|Release date: 01 Feb 2013|
|Rating : 2.5/5|
|Director : Bhaskar|
|Producer : B.V.S.N. Prasad|
|Music Director : G. V. Prakash Kumar, Mani Sharma|
|Starring : Ram, Kriti Karbanda|
Energetic Star Ram and Kriti Kharbandha have teamed up for ‘Ongole Gitta’ and the film has been directed by ‘Bommarillu’ Bhaskar. BVSN Prasad is the producer of this film and it has released today in Andhra Pradesh. Bhaskar has attempted to make a mass entertainer this time, so let us see how he has fared.
White (Ram) – yes that really is his name, is a dynamic and arrogant Mirchi trader and he operates out of the Ongole Mirchi yard. His fearless attitude and intelligence earn him the respect and adoration of his fellow traders in the yard. The chairman of the yard is Adikesavulu (Prakash Raj), a benevolent and caring person.
White soon falls in love with Adikesavulu’s daughter Sandhya (Kriti Kharbandha) and asks Adikesavulu’s permission to marry her. As this saga unfolds, the local MLA (Ahuthi Prasad) hatches a conspiracy to shift the market yard to a new location for his own personal gains.
This move is resisted by the traders and they now look up to White and Adikesavulu to solve the problem. That is when the story takes a twist. Both White and Adikesavulu have a past and a personal agenda. Both of them are connected to the Mirchi Yard’s former chairman Narayana (Prabhu).

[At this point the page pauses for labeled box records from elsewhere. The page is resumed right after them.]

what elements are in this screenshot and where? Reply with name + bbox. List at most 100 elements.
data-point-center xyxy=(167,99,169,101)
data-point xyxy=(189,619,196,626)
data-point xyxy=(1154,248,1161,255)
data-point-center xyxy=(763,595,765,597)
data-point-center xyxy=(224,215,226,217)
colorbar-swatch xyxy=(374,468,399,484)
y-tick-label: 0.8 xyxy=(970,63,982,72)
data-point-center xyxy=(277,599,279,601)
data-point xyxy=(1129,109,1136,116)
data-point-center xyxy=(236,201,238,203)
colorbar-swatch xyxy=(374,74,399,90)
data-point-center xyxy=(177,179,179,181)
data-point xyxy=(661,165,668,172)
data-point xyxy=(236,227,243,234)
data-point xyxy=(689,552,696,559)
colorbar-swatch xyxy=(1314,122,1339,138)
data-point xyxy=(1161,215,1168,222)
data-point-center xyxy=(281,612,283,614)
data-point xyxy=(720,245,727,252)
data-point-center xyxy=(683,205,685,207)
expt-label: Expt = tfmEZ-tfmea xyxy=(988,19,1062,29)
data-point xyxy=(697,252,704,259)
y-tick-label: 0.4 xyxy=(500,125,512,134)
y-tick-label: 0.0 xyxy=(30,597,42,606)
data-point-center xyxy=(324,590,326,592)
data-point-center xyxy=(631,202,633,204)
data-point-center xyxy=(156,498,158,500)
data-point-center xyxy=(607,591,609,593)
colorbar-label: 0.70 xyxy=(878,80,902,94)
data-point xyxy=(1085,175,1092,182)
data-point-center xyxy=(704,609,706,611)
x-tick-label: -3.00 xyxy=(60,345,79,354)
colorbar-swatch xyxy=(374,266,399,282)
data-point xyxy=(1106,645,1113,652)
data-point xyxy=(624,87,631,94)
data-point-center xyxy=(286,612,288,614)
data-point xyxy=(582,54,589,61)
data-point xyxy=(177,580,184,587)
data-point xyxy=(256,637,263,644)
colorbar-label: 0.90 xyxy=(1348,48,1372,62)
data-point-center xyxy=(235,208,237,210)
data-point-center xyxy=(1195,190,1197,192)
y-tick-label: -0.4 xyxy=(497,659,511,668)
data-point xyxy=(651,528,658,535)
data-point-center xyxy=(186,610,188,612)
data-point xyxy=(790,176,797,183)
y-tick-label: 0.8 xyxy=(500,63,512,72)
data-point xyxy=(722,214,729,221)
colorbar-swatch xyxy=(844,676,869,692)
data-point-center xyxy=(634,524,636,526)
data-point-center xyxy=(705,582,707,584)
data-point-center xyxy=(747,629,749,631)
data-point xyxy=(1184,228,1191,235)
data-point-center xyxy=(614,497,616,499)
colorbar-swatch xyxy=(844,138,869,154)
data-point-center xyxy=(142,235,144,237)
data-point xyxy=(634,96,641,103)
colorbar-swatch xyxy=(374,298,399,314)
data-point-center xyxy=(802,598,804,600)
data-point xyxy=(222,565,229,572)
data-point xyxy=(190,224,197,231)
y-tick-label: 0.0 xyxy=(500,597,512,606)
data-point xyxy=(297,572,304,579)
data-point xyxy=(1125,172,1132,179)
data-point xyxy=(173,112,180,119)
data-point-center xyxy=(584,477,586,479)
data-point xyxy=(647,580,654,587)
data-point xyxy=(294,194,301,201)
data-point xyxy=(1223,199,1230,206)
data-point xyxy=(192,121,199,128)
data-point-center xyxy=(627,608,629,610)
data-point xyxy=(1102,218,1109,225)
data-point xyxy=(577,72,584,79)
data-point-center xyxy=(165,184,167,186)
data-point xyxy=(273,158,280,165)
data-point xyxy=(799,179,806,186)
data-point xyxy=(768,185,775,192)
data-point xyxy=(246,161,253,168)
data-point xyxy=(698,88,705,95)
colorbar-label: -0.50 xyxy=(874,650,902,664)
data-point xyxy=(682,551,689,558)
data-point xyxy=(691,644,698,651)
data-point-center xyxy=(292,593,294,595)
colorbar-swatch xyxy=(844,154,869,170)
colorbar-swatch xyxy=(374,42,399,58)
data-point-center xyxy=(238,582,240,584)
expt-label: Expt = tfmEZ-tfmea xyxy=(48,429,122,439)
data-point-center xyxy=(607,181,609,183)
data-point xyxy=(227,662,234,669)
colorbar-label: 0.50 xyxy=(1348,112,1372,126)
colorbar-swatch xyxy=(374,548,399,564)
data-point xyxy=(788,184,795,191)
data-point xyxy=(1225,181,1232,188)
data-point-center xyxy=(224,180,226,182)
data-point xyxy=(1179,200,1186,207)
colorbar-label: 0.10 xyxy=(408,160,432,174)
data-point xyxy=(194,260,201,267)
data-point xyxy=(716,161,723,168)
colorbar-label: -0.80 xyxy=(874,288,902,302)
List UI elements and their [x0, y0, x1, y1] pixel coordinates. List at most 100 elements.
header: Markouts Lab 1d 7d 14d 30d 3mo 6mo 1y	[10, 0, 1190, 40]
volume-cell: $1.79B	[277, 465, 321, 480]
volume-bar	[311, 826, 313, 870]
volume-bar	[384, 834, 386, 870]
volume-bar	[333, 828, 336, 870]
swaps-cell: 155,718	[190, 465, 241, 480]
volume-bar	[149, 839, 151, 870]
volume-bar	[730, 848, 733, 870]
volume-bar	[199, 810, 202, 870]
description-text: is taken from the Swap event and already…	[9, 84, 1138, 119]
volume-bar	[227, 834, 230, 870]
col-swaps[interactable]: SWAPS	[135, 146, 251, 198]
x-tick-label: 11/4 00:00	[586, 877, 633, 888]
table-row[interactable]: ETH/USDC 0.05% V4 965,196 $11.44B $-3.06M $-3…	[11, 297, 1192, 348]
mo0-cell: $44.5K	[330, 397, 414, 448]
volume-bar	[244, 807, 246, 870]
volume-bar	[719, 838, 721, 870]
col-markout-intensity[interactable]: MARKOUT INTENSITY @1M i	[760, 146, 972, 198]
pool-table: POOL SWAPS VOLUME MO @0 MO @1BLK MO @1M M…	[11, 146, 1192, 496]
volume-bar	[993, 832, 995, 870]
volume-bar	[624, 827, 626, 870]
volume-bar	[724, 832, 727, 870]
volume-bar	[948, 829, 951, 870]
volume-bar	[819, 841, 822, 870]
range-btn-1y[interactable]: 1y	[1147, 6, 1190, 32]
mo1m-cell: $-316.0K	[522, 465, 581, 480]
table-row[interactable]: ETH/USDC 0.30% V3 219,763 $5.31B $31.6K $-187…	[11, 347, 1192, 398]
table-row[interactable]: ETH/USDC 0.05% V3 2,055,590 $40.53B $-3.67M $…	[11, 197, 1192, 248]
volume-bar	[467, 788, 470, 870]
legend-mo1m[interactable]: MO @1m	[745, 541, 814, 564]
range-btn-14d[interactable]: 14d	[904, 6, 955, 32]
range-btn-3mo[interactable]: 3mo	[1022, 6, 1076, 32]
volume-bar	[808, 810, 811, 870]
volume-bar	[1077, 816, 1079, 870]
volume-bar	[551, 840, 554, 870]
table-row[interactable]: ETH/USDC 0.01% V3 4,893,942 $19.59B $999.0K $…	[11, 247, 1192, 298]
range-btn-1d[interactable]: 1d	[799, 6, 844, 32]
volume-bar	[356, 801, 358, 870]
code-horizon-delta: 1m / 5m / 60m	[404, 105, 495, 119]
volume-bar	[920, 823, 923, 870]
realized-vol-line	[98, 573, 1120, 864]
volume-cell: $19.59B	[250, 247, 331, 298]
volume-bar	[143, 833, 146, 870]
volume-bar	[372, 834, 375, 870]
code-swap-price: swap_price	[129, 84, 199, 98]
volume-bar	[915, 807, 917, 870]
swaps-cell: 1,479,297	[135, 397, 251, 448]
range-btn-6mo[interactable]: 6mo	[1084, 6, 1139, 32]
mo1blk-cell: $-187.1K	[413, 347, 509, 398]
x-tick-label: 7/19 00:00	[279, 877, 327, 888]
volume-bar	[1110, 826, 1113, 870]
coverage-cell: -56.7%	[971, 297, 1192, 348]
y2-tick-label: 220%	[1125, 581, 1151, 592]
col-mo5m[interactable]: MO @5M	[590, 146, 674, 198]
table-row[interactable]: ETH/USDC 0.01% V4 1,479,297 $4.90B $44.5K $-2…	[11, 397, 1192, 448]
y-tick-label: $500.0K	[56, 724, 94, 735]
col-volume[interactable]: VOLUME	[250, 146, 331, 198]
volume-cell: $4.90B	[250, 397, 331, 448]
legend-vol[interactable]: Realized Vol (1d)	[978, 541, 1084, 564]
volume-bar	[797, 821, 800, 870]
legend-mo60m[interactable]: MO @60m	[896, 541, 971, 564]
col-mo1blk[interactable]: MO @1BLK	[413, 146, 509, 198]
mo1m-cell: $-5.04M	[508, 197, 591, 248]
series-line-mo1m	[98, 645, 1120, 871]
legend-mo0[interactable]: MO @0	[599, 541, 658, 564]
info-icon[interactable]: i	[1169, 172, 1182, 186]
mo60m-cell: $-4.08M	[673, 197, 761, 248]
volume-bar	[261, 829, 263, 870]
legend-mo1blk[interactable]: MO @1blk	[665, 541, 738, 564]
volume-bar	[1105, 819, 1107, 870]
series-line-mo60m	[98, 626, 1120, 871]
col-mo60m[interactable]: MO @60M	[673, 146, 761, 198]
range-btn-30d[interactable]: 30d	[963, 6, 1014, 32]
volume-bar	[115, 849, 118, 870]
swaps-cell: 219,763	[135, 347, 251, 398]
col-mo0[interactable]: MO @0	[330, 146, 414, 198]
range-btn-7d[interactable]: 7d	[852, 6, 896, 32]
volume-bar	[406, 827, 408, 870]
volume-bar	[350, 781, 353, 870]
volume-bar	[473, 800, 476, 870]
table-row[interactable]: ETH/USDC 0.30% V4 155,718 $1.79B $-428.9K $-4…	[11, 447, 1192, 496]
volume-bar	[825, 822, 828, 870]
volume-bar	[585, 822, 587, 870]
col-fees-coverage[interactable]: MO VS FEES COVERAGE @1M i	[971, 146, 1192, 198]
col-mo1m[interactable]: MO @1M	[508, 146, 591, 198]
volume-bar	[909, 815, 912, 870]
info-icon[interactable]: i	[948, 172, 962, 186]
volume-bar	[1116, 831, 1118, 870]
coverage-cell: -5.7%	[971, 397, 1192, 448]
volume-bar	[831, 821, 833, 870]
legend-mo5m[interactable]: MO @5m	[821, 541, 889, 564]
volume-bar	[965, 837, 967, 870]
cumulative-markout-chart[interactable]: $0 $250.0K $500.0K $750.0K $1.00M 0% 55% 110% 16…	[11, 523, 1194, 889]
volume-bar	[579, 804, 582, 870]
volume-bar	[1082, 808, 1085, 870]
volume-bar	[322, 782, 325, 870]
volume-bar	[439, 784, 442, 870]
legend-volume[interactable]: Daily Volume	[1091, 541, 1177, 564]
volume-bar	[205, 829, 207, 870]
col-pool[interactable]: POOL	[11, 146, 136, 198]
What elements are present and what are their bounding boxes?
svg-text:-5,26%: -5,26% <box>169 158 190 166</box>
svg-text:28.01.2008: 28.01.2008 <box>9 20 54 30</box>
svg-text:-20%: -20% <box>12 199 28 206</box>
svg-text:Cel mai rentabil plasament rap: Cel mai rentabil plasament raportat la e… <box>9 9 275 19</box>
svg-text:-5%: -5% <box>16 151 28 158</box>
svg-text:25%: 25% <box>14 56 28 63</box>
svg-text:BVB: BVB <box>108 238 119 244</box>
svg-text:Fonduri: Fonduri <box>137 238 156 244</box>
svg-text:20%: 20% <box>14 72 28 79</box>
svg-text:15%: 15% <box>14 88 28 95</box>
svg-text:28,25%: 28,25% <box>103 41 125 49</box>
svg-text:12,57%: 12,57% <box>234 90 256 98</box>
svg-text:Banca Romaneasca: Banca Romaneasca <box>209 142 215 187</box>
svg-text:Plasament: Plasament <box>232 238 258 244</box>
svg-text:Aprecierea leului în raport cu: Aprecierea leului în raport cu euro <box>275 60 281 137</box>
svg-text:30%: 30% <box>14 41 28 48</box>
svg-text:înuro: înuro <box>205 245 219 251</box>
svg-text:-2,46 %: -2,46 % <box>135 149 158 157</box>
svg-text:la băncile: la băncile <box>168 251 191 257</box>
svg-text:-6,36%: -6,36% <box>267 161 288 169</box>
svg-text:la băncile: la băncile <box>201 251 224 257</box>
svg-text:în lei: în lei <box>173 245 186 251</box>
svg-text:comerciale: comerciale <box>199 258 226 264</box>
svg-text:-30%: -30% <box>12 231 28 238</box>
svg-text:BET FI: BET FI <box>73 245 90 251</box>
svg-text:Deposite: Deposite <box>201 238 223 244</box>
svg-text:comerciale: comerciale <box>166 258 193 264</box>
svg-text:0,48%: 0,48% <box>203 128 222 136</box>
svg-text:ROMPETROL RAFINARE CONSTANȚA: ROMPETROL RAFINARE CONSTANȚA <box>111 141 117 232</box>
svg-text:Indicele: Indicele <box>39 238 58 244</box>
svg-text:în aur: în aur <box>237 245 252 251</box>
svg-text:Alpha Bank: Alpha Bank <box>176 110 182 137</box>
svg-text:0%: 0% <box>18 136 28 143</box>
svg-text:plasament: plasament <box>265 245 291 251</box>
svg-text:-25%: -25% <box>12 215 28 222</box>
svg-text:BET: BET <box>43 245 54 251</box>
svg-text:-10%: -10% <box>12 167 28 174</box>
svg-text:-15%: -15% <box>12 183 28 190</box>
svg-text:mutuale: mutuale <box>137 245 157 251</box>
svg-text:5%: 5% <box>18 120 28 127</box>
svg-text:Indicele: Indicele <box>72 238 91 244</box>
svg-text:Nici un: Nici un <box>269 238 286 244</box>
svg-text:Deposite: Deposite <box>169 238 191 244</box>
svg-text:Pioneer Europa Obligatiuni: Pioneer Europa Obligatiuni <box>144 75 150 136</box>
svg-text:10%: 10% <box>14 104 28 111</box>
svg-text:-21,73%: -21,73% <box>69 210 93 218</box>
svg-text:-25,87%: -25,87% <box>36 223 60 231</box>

What is that past? What connection do Adikesavulu and White share with Narayana? That forms the story of this film.
Plus Points :
Ram delivers yet another energetic performance and he looks dashing in his white shirts. He has danced well in the last song of the movie ‘Chalu Chal le’. Kriti Kharbandha looks gorgeous in this movie and her performance is neat. She has upped her glamour quotient considerably with this film. Ram and Kriti share good chemistry on screen.
Prakash Raj delivers yet another knockout performance in this movie. As Adikesavulu, he manages to keep viewers completely entertained and he shows terrific variations in emotions. He is a major asset to the film. Veteran actor Prabhu is neat.
Raghu Babu, Ali and Kishore Das do their best to bring about some humour but they are only partially successful. The first 25 minutes of the movie is decent.
Minus Points :
What was Bhaskar thinking when he made this movie? There is utter confusion in both the script as well as the screenplay. And the film suffers from excessive Tamil nativity, especially from the interval onwards.
The emotional bond between the father and son was not established strongly enough and as a result, viewers will find it tough to connect to the story.
There really was no need to showcase Prakash Raj in the buff multiple times. That too, a full frontal nude scene. Even if Bhaskar wanted to convey some sort of vile emotion in Prakash Raj’s character through this scene, it just did not come across well.
The climax is extremely predictable and I actually heard people say “mike on chesi untadu ra” as the scene was unfolding. You will understand when you see the film.
Abhimanyu Singh has been sacrificed once again with a terribly written character. He is made to look like a joker. Ajay and Ahuthi Prasad are wasted in a poor roles. Ali’s female costumes are not tasteful.
There are too many loopholes in the plot. The way in which Narayana was betrayed and his subsequent ouster seem very superficial. Placement of songs is poor, especially for the last song.
Technical Aspects :
Cinematography is decent. Editing is not upto the mark and it should have been much sharper in the second half. Bhaskar has attempted to infuse some double meaning dialogues into the comedy scenes but that is not his forte and the end result is not satisfactory. Bhaskar falters completely in the departments of direction and screenplay. As I said earlier, what was he thinking?
With Ongole Gitta, one gets the feeling that Bhaskar desperately wanted to break into the ‘mass director’ mould. Sadly, the movie ends up as a below average entertainer. Ram’s energy levels, Prakash Raj’s performance and Kriti Kharbandha’s beauty are the sole redeeming factors. A poor script and a messy screenplay take a huge toll on the film.